I know that in a problem that has an $x$-component independent of $y$ and a $y$-component independent of $x$ that I would form the equations:

$$\frac{dx}{dt}=u,\frac{dy}{dt}=v$$

and integrate directly, then substitute in the initial conditions to determine the constant of integration. However, in this case I'm confused as the equations I obtain are:

$$\frac{dx}{dt}=y,\frac{dy}{dt}=-x$$

How does one solve this system?
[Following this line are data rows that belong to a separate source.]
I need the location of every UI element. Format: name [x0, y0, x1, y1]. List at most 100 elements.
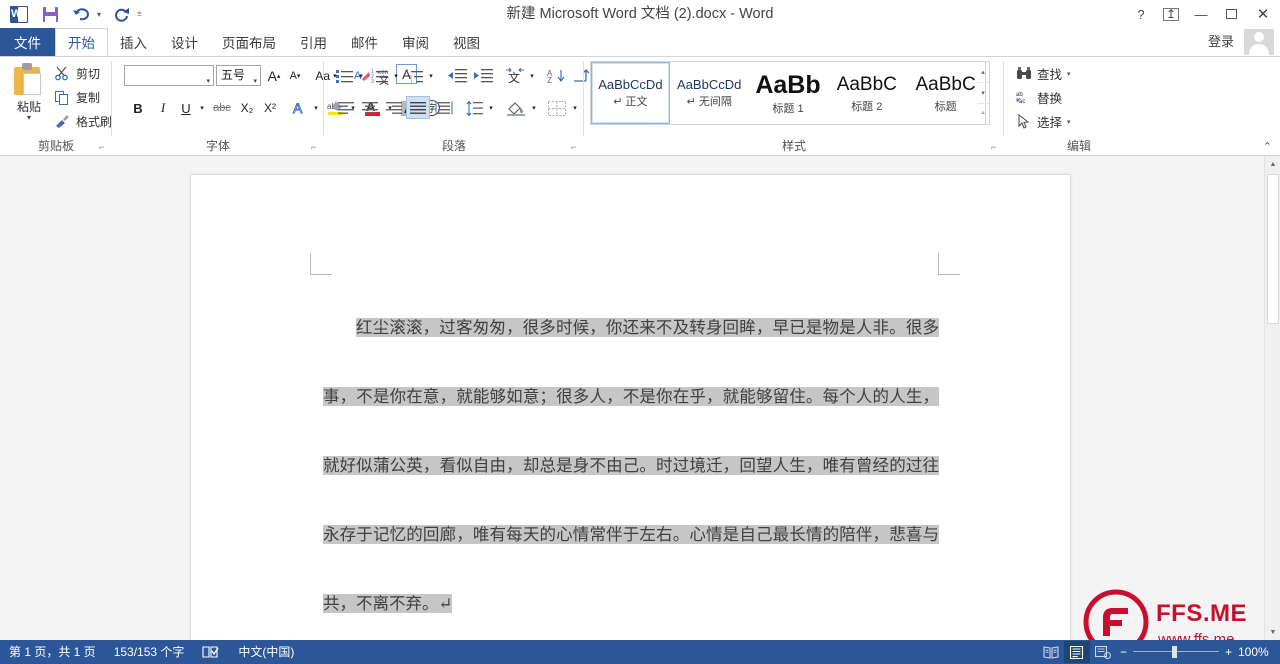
styles-gallery-scroll[interactable]: ▴ ▾ ⩡: [977, 61, 990, 125]
minimize-button[interactable]: —: [1186, 0, 1216, 28]
selected-text[interactable]: 红尘滚滚，过客匆匆，很多时候，你还来不及转身回眸，早已是物是人非。很多事，不是你…: [323, 318, 939, 613]
sort-button[interactable]: A Z: [544, 65, 568, 87]
redo-icon[interactable]: [110, 3, 132, 25]
styles-dialog-launcher[interactable]: ⌐: [991, 142, 1001, 152]
style-item-heading-1[interactable]: AaBb 标题 1: [749, 62, 828, 124]
tab-references[interactable]: 引用: [288, 28, 339, 56]
view-read-mode-button[interactable]: [1038, 641, 1064, 663]
shrink-font-button[interactable]: A ▾: [285, 65, 305, 87]
borders-caret[interactable]: ▾: [569, 97, 581, 119]
tab-home[interactable]: 开始: [55, 28, 108, 56]
find-button[interactable]: 查找 ▾: [1016, 64, 1071, 83]
signin-link[interactable]: 登录: [1208, 28, 1234, 56]
view-web-layout-button[interactable]: [1090, 641, 1116, 663]
avatar[interactable]: [1244, 29, 1274, 55]
numbering-caret[interactable]: ▾: [390, 65, 402, 87]
asian-layout-button[interactable]: 文: [503, 65, 527, 87]
tab-file[interactable]: 文件: [0, 28, 55, 56]
collapse-ribbon-button[interactable]: ⌃: [1263, 140, 1272, 153]
bold-button[interactable]: B: [128, 97, 148, 119]
undo-dropdown-caret[interactable]: ▾: [97, 10, 101, 19]
numbering-button[interactable]: 1 2 3: [369, 65, 391, 87]
align-left-button[interactable]: [334, 97, 358, 119]
cut-button[interactable]: 剪切: [55, 65, 100, 82]
tab-insert[interactable]: 插入: [108, 28, 159, 56]
text-effects-button[interactable]: A: [290, 97, 310, 119]
undo-icon[interactable]: [70, 3, 92, 25]
strikethrough-button[interactable]: abc: [210, 97, 234, 119]
underline-caret[interactable]: ▾: [196, 97, 208, 119]
grow-font-button[interactable]: A ▴: [264, 65, 284, 87]
maximize-button[interactable]: [1216, 0, 1246, 28]
save-icon[interactable]: [39, 3, 61, 25]
zoom-out-button[interactable]: −: [1120, 645, 1127, 659]
justify-button[interactable]: [406, 96, 430, 119]
text-effects-caret[interactable]: ▾: [310, 97, 322, 119]
decrease-indent-button[interactable]: [445, 65, 469, 87]
font-name-caret[interactable]: ▾: [206, 72, 210, 91]
paste-caret[interactable]: ▾: [27, 114, 31, 122]
font-size-input[interactable]: 五号 ▾: [216, 65, 261, 86]
distribute-button[interactable]: [432, 97, 456, 119]
style-item-no-spacing[interactable]: AaBbCcDd ↵ 无间隔: [670, 62, 749, 124]
style-item-heading-2[interactable]: AaBbC 标题 2: [827, 62, 906, 124]
select-button[interactable]: 选择 ▾: [1016, 112, 1071, 131]
tab-design[interactable]: 设计: [159, 28, 210, 56]
tab-page-layout[interactable]: 页面布局: [210, 28, 288, 56]
replace-button[interactable]: ab ac 替换: [1016, 88, 1062, 107]
line-spacing-button[interactable]: [464, 97, 486, 119]
view-print-layout-button[interactable]: [1063, 641, 1090, 663]
zoom-slider-thumb[interactable]: [1171, 646, 1177, 658]
document-page[interactable]: 红尘滚滚，过客匆匆，很多时候，你还来不及转身回眸，早已是物是人非。很多事，不是你…: [190, 174, 1071, 640]
italic-button[interactable]: I: [153, 97, 173, 119]
align-center-button[interactable]: [358, 97, 382, 119]
scroll-down-button[interactable]: ▼: [1265, 624, 1280, 640]
multilevel-list-button[interactable]: 1 a i: [404, 65, 426, 87]
multilevel-caret[interactable]: ▾: [425, 65, 437, 87]
ribbon-display-options-button[interactable]: ↥: [1156, 0, 1186, 28]
styles-more-button[interactable]: ⩡: [977, 104, 989, 124]
align-right-button[interactable]: [382, 97, 406, 119]
find-caret[interactable]: ▾: [1067, 70, 1071, 78]
bullets-caret[interactable]: ▾: [355, 65, 367, 87]
shading-caret[interactable]: ▾: [528, 97, 540, 119]
tab-review[interactable]: 审阅: [390, 28, 441, 56]
asian-layout-caret[interactable]: ▾: [526, 65, 538, 87]
page-indicator[interactable]: 第 1 页，共 1 页: [0, 640, 105, 664]
zoom-level[interactable]: 100%: [1238, 645, 1270, 659]
zoom-slider[interactable]: [1132, 646, 1219, 658]
borders-button[interactable]: [545, 97, 569, 119]
select-caret[interactable]: ▾: [1067, 118, 1071, 126]
scroll-up-button[interactable]: ▲: [1265, 156, 1280, 172]
bullets-button[interactable]: [334, 65, 356, 87]
copy-button[interactable]: 复制: [55, 89, 100, 106]
vertical-scrollbar[interactable]: ▲ ▼: [1264, 156, 1280, 640]
shading-button[interactable]: [504, 97, 528, 119]
close-button[interactable]: ✕: [1246, 0, 1280, 28]
tab-mailings[interactable]: 邮件: [339, 28, 390, 56]
document-body-text[interactable]: 红尘滚滚，过客匆匆，很多时候，你还来不及转身回眸，早已是物是人非。很多事，不是你…: [323, 293, 939, 638]
help-button[interactable]: ?: [1126, 0, 1156, 28]
clipboard-dialog-launcher[interactable]: ⌐: [99, 142, 109, 152]
style-item-title[interactable]: AaBbC 标题: [906, 62, 985, 124]
proofing-status-icon[interactable]: [193, 645, 229, 659]
style-item-normal[interactable]: AaBbCcDd ↵ 正文: [591, 62, 670, 124]
scroll-thumb[interactable]: [1267, 174, 1279, 324]
styles-scroll-down-button[interactable]: ▾: [977, 83, 989, 104]
font-size-caret[interactable]: ▾: [253, 72, 257, 91]
font-dialog-launcher[interactable]: ⌐: [311, 142, 321, 152]
word-app-icon[interactable]: [8, 3, 30, 25]
paste-button[interactable]: 粘贴 ▾: [6, 61, 52, 133]
increase-indent-button[interactable]: [471, 65, 495, 87]
customize-qat-icon[interactable]: ⩧: [137, 9, 142, 19]
word-count[interactable]: 153/153 个字: [105, 640, 194, 664]
document-canvas[interactable]: 红尘滚滚，过客匆匆，很多时候，你还来不及转身回眸，早已是物是人非。很多事，不是你…: [0, 156, 1280, 640]
paragraph-dialog-launcher[interactable]: ⌐: [571, 142, 581, 152]
styles-scroll-up-button[interactable]: ▴: [977, 62, 989, 83]
tab-view[interactable]: 视图: [441, 28, 492, 56]
font-name-input[interactable]: ▾: [124, 65, 214, 86]
subscript-button[interactable]: X₂: [237, 97, 257, 119]
zoom-control[interactable]: − + 100%: [1116, 645, 1280, 659]
language-indicator[interactable]: 中文(中国): [229, 640, 303, 664]
underline-button[interactable]: U: [176, 97, 196, 119]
I attempted to formulate an expression for $\dfrac{dy}{dx}=-\dfrac{x}{y}$, but while solving this is simple, the solution is not time-dependent.

Answer 1

Hint: If you consider the variable $z=x+iy$ your equations become $\frac {dz}{dt}=-iz$

Answer 2

Hint: $$\begin{pmatrix} 0 & 1 \\ -1 & 0\end{pmatrix}\begin{pmatrix} x \\ y\end{pmatrix} = \begin{pmatrix} x' \\ y' \end{pmatrix}.$$

Answer 3

Along similar lines to Ross' answer, let $w=\binom{x}{y}$ and $A=\begin{bmatrix} 0 & 1 \\ -1 & 0 \end{bmatrix}$, then you have $\dot{w} = A w$, for which the solution is $w(t) = e^{(t-t_0)A}w(t_0)$.

If we let $U = \frac{1}{\sqrt{2}} \begin{bmatrix} 1 & 1 \\ i & -i \end{bmatrix}$, then $A = U \begin{bmatrix} i & 0 \\ 0 & -i \end{bmatrix} U^{-1}$, hence $e^{At} = U \begin{bmatrix} e^{it} & 0 \\ 0 & e^{-it} \end{bmatrix} U^{-1}$, and expanding gives $e^{At}=\begin{bmatrix} \cos t & \sin t \\ -\sin t & \cos t \end{bmatrix} $.

Hence the solution is $\binom{x(t)}{y(t)} = \begin{bmatrix} \cos (t-t_0) & \sin (t-t_0) \\ -\sin (t-t_0) & \cos (t-t_0) \end{bmatrix} \binom{x(t_0)}{y(t_0)}$.